Электрохимические методы анализа имеют ряд преимуществ по сравнению с другими известными методами (оптическими, титриметрическими и пр.). Они отличаются высокой чувствительностью, экспрессностью, просты в лабораторном оформлении, не требуют высококвалифицированного персонала, имеют низкие пределы обнаружения и невысокую стоимость. Аскорбиновая кислота и дофамин являются электроактивными соединениями со сходными электрохимическими свойствами, они окисляются на поверхности индикаторного электрода, давая сигнал. В качестве сигнала выступает пик электроокисления, величина которого пропорциональна концентрации аналита в растворе. Однако оба вещества имеют близкие по величине потенциалы окисления, что приводит к перекрыванию сигналов этих аналитов. Следствием этого является практическая невозможность количественного определения данных веществ при их совместном присутствии или низкая чувствительность их совместного определения [Статья: Графитовые электроды, модифицированные многостенными углеродными нанотрубками в полистиролсульфонате, для одновременного определения аскорбиновой кислоты, дофамина и мочевой кислоты/ Кумар С.П. и [и др.] // Журн. электрохимия. 2013. Т. 49, вып. 4. С. 339-347]. Для разделения вольтамперометрических пиков этих веществ можно использовать модифицированные индикаторные электроды.
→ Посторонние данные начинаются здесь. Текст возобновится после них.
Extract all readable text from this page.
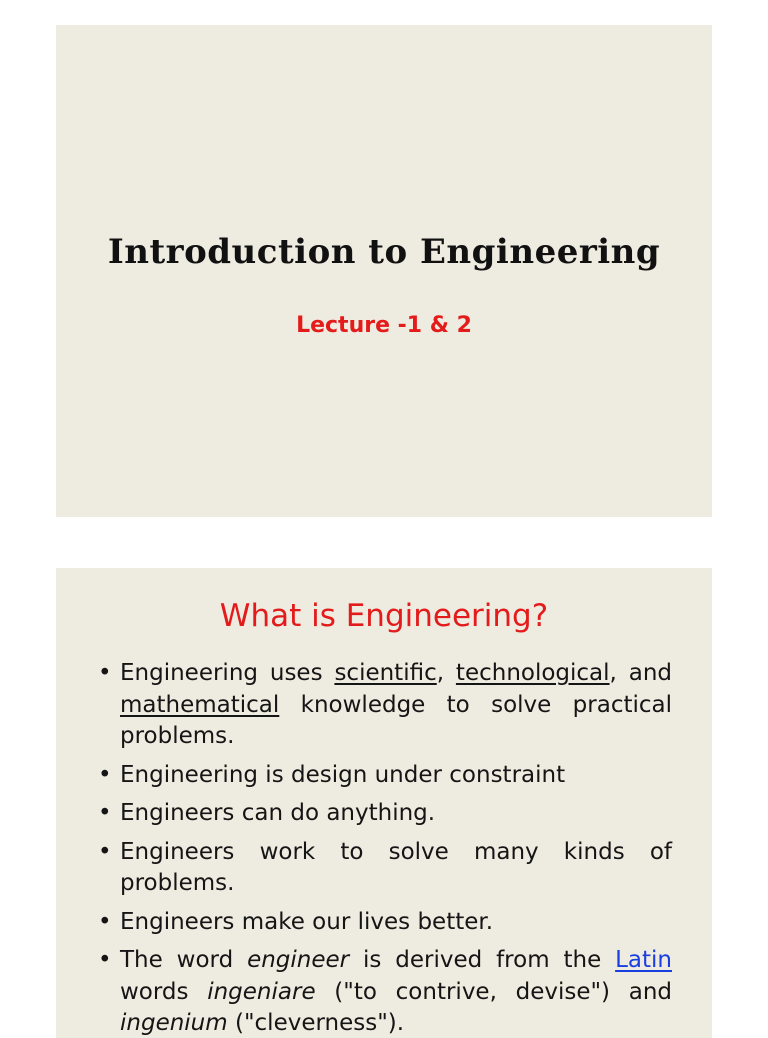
Introduction to Engineering
Lecture -1 & 2
What is Engineering?
• Engineering uses scientific, technological, and mathematical knowledge to solve practical problems.
• Engineering is design under constraint
• Engineers can do anything.
• Engineers work to solve many kinds of problems.
• Engineers make our lives better.
• The word engineer is derived from the Latin words ingeniare ("to contrive, devise") and ingenium ("cleverness").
Известен способ [Статья: Voltammetric simultaneous determination of glucose, ascorbic acid and dopamine on glassy carbon electrode modified byNiNPs@poly 1,5-diaminonaphthalene// Hathoot A.A., Yousef U.S., Shatla A.S., Abdel-Azzem M. Electrochimica Acta V.85 2012. P.531-537] совместного определения АК и ДА с использованием стеклоуглеродных электродов, модифицированных наночастицами никеля, диспергированными в поли-диаминонафталине. Полимер использовался для закрепления наночастиц на поверхности электрода и для повышения проводимости системы. Включение металлических наночастиц в проводящую матрицу полимера проводилось в процессе его электрополимеризации. Авторы проводили одновременное определение АК и ДА в диапазоне концентраций 1×10^-4÷5×10^-4 М. Коэффициент корреляции при калибровке по каждому аналиту составил 0,999. Использование описанного модифицированного электрода позволило разделить близкие пики аналитов с получением двух отдельных, которые могут быть использованы для определения концентрации каждого из аналитов.
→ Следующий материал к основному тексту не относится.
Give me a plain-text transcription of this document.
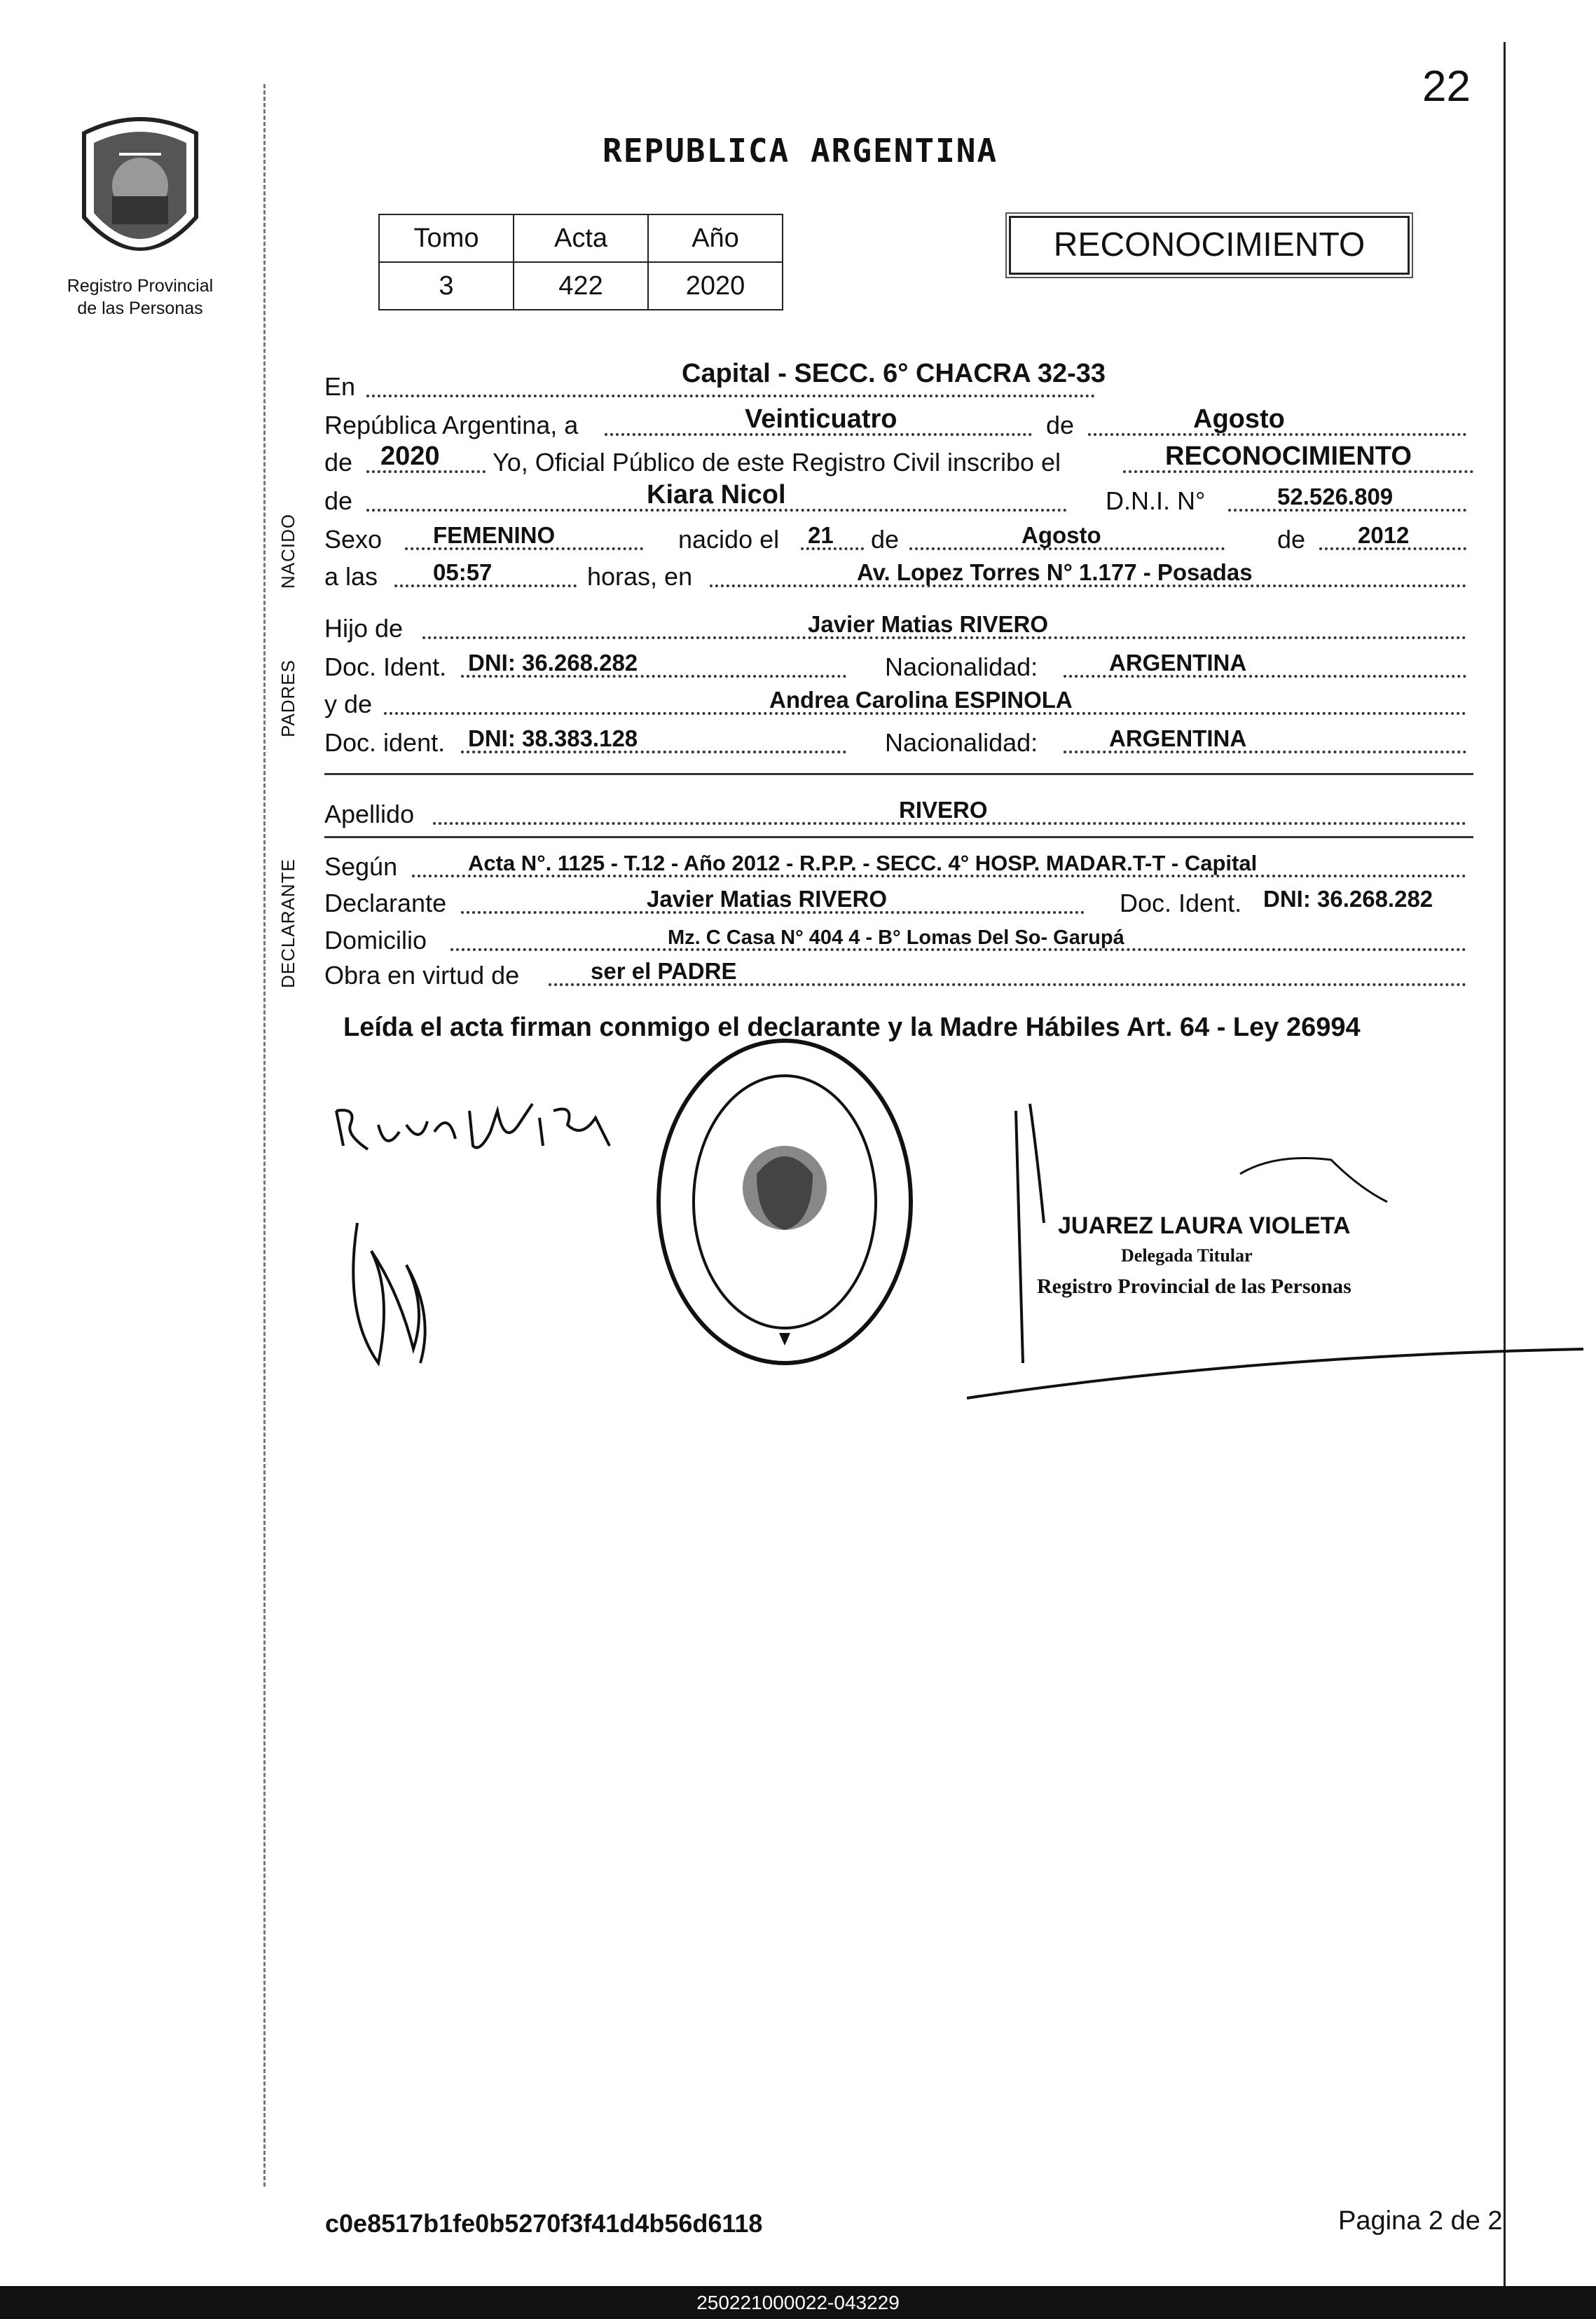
22
Registro Provincial
de las Personas
REPUBLICA ARGENTINA
Tomo	Acta	Año
3	422	2020
RECONOCIMIENTO
NACIDO
PADRES
DECLARANTE
En	Capital - SECC. 6° CHACRA 32-33
República Argentina, a	Veinticuatro	de	Agosto
de 2020 Yo, Oficial Público de este Registro Civil inscribo el	RECONOCIMIENTO
de	Kiara Nicol	D.N.I. N°	52.526.809
Sexo FEMENINO	nacido el 21 de	Agosto	de 2012
a las 05:57	horas, en	Av. Lopez Torres N° 1.177 - Posadas
Hijo de	Javier Matias RIVERO
Doc. Ident. DNI: 36.268.282	Nacionalidad:	ARGENTINA
y de	Andrea Carolina ESPINOLA
Doc. ident. DNI: 38.383.128	Nacionalidad:	ARGENTINA
Apellido	RIVERO
Según	Acta N°. 1125 - T.12 - Año 2012 - R.P.P. - SECC. 4° HOSP. MADAR.T-T - Capital
Declarante	Javier Matias RIVERO	Doc. Ident. DNI: 36.268.282
Domicilio	Mz. C Casa N° 404 4 - B° Lomas Del So- Garupá
Obra en virtud de	ser el PADRE
Leída el acta firman conmigo el declarante y la Madre Hábiles Art. 64 - Ley 26994
JUAREZ LAURA VIOLETA
Delegada Titular
Registro Provincial de las Personas
c0e8517b1fe0b5270f3f41d4b56d6118	Pagina 2 de 2
250221000022-043229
Существенным недостатком данного метода является использование органического соединения – полимера – для модифицирования поверхности электрода. Полимерные материалы имеют свою специфику работы, они достаточно требовательны к условиям проведения анализа и к условиям их хранения. Срок службы электродов, описанных в вышеуказанном способе, составляет не более 5 дней. Кроме того, присутствие органических соединений при анализе органических аналитов, коими являются аскорбиновая кислота и дофамин, может вносить дополнительную погрешность, влиять на отклик системы в целом и металлических наночастиц, в частности.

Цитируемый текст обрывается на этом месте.